The answer to this question should be that these issues cannot even be compared. One is a group that has economic and skin color privilege, while the other is a group that has been historically disadvantaged in every aspect of life. The former should face harsh disapprobation, while the latter should be strongly supported, in order to help level the radically uneven playing field. However, instead of acknowledging that our higher education system is a business nurtured by capitalism — showing its overt favoritism for the wealthy by willingly accepting bribes — all too many are using this scam to bolster the denunciation of affirmative action, maintaining that in our “meritocratic society,” nobody, no matter the circumstance, deserves a “leg up.”

This outlook not only overlooks this country’s history of discrimination, particularly in education, but also fundamentally misinterprets the role and purpose of affirmative action in today’s racist society. 

After hundreds of years of slavery, followed by segregation, Jim Crow, and mass incarceration, there is no doubt that today’s black population is inherently disadvantaged compared to its white counterparts. And in a country where the ancestors of most white students attended college long before the enslaved ancestors of most black students learned how to read, it is safe to say that education is one of the many ways in which this inequality is most prevalent.

Affirmative action, first mentioned in President Kennedy’s 1961 Executive Order #10925, was designed to help reverse this history of inequality and oppression of black people, as well as diversify classrooms and universities in order to create a more meaningful and valuable education for all. However, in the 1978 U.S. Supreme Court case, Regents of the University of California v. Bakke, Justice Powell’s plurality opinion shifted the rationale for affirmative action away from ameliorating the adverse effects of past and current discrimination, placing greater emphasis on the educational value of diversity. The result of this shift is the flawed approach to affirmative action that we see in our universities today, where colleges don’t disaggregate their data on black students by ethnicity, nationality, and socioeconomic status, and thus aren’t conscious enough of which black students they admit.

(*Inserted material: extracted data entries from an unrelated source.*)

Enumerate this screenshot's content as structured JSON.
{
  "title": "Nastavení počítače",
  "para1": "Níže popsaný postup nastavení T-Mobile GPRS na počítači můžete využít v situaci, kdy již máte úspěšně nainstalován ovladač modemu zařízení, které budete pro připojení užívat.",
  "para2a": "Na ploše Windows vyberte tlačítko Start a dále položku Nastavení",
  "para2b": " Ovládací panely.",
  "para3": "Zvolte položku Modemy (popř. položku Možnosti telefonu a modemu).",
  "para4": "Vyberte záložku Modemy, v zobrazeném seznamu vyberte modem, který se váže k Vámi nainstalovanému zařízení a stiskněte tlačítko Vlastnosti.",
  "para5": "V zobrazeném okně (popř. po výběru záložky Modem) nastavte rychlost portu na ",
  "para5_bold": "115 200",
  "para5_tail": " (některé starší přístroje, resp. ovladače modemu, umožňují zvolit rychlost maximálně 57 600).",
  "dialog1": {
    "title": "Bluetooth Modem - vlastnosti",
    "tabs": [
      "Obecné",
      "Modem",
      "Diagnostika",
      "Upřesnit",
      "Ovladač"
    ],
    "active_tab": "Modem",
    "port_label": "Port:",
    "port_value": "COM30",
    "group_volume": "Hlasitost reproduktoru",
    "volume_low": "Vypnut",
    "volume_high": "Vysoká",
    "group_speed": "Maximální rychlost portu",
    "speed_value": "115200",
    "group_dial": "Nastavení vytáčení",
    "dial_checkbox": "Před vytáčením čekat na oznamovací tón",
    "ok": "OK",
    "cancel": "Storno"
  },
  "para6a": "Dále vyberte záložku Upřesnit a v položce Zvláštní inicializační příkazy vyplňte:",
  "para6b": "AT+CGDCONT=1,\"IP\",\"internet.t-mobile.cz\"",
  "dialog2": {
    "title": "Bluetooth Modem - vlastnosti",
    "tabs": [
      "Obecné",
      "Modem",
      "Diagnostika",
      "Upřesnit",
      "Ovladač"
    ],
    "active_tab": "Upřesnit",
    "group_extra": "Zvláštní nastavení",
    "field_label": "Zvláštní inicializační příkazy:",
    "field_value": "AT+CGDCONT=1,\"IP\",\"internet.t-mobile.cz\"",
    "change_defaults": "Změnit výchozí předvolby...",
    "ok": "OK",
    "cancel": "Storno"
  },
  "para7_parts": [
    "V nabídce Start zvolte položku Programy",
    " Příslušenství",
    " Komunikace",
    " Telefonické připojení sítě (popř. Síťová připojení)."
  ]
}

A New York Times article looking into Harvard’s eight percent black population noted that only one third of those students are African-Americans — descendants of slaves — while the remaining two thirds are a combination of West Indian and African immigrants, children of those immigrants, and children of mixed-race couples. Similarly, the National Longitudinal Survey of Freshmen found that native black students are half as likely as second-generation African and Caribbean students to attend elite institutions. However, it is the former group that is the intended beneficiary of affirmative action, as it has experienced great adversity in the form of segregated housing, inadequate schools, poverty, and racism, due to generational trauma induced from the aftermath of slavery. In fact, in grim irony, it is this country’s slaves who were responsible for building the very universities that their descendants are not able to attend.

Incredibly, although the Longitudinal Survey suggests that the makeup of the black population at Harvard is comparable to that at Penn, Penn’s admissions office does not provide these statistics. In fact, Penn doesn’t even take ethnicity and nationality, let alone socioeconomic status, within the black population into account; it just provides the percentage of students that self-identify as “African American/black” — a mere seven percent. Former Dean of Admissions Lee Stetson even said that, although the University “takes note” of students’ backgrounds, it doesn’t “involve [itself] with exact roots.” 

While Penn is undoubtedly patting itself on the back for not getting wrapped up in the current college admissions scandal, it still has a long way to go to ensure that its affirmative action policy benefits its students. The University needs to do more than just provide a checkbox that says black — it has to create a truly diverse student body by recruiting black students from all racial subgroups. Racial inequality isn’t just going to fix itself.